Luego de todo tipo de especulaciones desde el inicio de la pandemia, día a día queda en evidencia la efectividad del barbijo o tapaboca para prevenir contagios.


Sin embargo esa no es toda su funcionalidad, sino que además se descubrió que el uso de esta medida de prevención aumenta las probabilidades de ser asintomático. 

¿Por qué?

Porque el grado de infección de COVID-19 depende de el nivel de exposición que tuvo la persona a las microgotas portadoras del virus.

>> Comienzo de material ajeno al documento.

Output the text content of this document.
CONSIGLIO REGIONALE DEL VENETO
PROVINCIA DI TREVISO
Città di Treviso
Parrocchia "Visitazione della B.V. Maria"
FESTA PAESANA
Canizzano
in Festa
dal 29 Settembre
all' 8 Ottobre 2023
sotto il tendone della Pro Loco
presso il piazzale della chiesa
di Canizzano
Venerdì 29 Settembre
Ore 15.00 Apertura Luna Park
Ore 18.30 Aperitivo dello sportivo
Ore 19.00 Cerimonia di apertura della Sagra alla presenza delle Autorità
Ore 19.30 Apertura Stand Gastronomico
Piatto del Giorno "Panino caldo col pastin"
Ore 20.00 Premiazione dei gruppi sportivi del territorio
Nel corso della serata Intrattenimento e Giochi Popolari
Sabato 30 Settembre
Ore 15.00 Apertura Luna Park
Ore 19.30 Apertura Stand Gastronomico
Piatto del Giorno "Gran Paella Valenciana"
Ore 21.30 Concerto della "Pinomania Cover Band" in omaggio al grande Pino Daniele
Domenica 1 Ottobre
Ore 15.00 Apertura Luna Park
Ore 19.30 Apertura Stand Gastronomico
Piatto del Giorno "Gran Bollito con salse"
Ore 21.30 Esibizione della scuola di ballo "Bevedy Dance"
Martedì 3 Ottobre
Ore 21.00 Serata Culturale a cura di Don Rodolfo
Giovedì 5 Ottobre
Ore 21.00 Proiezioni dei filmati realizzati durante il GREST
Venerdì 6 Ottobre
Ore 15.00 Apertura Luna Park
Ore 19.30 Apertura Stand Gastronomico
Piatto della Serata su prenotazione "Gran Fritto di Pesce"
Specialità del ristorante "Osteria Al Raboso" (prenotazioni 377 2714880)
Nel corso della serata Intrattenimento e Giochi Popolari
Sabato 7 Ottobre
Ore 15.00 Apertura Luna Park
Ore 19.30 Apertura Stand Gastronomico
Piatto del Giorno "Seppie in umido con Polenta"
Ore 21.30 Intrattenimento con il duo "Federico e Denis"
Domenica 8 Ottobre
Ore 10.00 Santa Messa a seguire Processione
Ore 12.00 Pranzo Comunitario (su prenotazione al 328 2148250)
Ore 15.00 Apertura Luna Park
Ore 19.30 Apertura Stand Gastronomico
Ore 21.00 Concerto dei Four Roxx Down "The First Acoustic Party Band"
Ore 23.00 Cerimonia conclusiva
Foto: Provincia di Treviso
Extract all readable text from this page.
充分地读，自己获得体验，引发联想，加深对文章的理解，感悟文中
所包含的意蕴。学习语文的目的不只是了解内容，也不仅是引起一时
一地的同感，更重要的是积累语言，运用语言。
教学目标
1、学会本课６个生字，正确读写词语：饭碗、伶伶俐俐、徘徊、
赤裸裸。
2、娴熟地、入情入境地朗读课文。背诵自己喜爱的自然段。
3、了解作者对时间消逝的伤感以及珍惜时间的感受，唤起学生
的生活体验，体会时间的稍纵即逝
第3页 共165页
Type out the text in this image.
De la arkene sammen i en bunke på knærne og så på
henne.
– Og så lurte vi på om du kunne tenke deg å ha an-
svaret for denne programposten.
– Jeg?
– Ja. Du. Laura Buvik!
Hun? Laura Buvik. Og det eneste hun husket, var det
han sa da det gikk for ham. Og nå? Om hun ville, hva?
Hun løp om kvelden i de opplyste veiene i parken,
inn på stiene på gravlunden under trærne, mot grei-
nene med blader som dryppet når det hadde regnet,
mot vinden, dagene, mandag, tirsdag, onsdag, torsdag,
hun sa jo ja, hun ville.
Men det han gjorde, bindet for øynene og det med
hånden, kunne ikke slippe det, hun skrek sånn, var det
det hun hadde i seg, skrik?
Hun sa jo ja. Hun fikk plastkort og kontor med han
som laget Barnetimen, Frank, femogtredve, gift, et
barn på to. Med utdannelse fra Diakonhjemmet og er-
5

A esto se lo denomina inóculo viral, es decir que cuando une persona está más expuesta al coronavirus más fácil es que su sistema inmune no pueda defender el cuerpo en su totalidad. 

Pero al estar cubiertos por la barrera de la mascarilla las probabilidades de ser asintomático o de cursar una enfermedad leve son mayores. 

Así lo comprobaron los países con poblaciones más acostumbras al uso de estos elementos, ya que allí se observaron tasas más bajas de mortalidad y de infección severa. 

No obstante, para gozar de todos sus beneficios, las mascarillas deben tapar la boca, mentón y nariz. Y deben utilizarse tanto en lugares cerrados como abiertos.